Soy el tipo de persona que los policías odian. ¡Los putos policías me odian! Y yo paso frente a ellos sonriendo. En los dos años recientes tengo que pasar diariamente por el cuartel de granaderos de Balbuena. Por cierto, hace muchos años, el parque Balbuena era hermosísimo y enorme. Llegaba desde lo que hoy es Congreso de la Unión hasta Troncoso. Con los años fueron reduciendo el parque y poniendo el cuartel de ésos enemigos de la humanidad. Acabaron incluso con la cancha de pelota mixteca, un deporte prehispánico que, al haberles arrebatado la única cancha que había en el DF, posiblemente se extinga, al menos en esta ciudad. Hoy al parque de Balbuena sólo le queda una cancha de futbol y la pista alrededor; los genios del gobierno delegacional lo han convertido en un gran negocio de estacionamiento. Por ahí paso casi diario. He desarrollado una virtud que a muchos les parece extrañísima y a otros, muy pocos, admirable: sé caminar leyendo. Camino dos, tres, cuatro kilómetros o más, todos los días, sin dejar de leer más que para cruzar las calles. Nunca me tropiezo, nunca me caigo, ni siquiera piso las cacas de perro. Puedo asegurar que estoy más alerta, obviamente, cuando camino leyendo que cuando no lo hago. A veces paso entre piquetes de granaderos que, armados de tolete, escudo, máscara, rodilleras, espinilleras y su descomunal estupidez se dirigen a madrear gente que esté protestando, a contemplar cómo los criminales provocadores mandados por el PRI-Gobierno destruyen, queman, agreden y luego huyen a protegerse detrás de sus filas. Entonces los granaderos agarran a cualquier incauto y le echan la culpa de los destrozos hechos por sus secuaces.

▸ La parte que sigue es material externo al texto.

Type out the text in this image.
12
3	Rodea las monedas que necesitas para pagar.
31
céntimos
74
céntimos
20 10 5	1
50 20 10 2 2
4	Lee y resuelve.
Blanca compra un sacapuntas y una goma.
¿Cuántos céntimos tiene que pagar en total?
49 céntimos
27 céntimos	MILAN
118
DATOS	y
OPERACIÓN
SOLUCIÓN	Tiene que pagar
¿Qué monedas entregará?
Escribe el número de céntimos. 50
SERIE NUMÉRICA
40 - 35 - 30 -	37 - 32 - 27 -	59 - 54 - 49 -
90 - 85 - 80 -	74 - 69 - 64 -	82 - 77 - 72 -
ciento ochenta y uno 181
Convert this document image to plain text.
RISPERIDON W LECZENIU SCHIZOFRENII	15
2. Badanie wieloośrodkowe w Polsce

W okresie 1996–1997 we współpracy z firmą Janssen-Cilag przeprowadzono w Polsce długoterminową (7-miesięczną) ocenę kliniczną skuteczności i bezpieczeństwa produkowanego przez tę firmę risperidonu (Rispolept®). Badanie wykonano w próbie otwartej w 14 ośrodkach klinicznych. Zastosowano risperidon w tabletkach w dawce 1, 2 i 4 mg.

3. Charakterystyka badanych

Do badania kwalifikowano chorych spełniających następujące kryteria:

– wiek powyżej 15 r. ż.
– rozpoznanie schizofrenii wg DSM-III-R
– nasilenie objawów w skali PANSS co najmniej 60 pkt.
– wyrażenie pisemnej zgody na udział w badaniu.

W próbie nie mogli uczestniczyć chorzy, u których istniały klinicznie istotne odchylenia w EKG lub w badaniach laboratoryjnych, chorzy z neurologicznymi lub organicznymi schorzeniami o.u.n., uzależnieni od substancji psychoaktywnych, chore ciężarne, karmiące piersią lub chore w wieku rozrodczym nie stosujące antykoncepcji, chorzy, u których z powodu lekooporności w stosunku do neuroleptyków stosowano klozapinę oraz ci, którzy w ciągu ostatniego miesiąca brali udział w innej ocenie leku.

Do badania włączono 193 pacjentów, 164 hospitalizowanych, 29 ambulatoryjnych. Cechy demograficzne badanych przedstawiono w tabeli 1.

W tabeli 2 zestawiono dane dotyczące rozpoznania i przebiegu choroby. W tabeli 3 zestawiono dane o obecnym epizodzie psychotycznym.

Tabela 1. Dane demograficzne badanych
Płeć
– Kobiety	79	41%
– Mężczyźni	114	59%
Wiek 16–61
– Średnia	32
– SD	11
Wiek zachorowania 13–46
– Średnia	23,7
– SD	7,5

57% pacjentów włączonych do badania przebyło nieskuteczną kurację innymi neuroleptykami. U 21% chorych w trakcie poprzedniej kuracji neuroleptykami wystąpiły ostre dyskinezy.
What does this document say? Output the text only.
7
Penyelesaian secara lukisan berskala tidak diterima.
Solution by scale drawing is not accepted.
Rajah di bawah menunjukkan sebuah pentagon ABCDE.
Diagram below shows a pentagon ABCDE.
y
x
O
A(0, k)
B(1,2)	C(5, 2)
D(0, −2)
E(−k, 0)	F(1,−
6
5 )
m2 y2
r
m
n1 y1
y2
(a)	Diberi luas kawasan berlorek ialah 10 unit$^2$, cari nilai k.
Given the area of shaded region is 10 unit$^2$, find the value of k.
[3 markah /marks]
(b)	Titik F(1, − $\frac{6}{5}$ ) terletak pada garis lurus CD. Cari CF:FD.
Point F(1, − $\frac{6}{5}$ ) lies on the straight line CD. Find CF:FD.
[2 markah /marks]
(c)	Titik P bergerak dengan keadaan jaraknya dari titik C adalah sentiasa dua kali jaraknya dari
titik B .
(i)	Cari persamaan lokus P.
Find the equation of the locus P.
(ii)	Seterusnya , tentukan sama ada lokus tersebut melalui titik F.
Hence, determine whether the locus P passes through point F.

Pues sí, paso entre ellos leyendo, sin chocar con ninguno, sin mirarlos, con la vista fija en mi libro, a veces sonriendo por lo que leo. Me odian.
Leer, leer y leer. Son cuarenta años de
lectura.


No es tan raro que me griten “pinche greñudo” o “viejo barbón” o “payaso”. Lo curioso es que me detengo para terminar de leer el párrafo (no voy a parar mi lectura —que siempre es gozosa— por un acto estúpido), vuelvo la vista hacia el lugar donde se originó el insulto. Y siempre veo a los gordos, pelones, brutales, con caras de delincuentes, uniformados y haciéndose pendejos, simulando que no fue nadie el que me ofendió. Ellos odian y temen a las letras. Sonrío. Me regodeo de su estupidez y me voy caminando lentamente, leyendo. Quizá instintivamente sepan que las ideas, las palabras son mucho más poderosas que sus armas, sus corruptas instituciones, sus jefes, sus presidentes.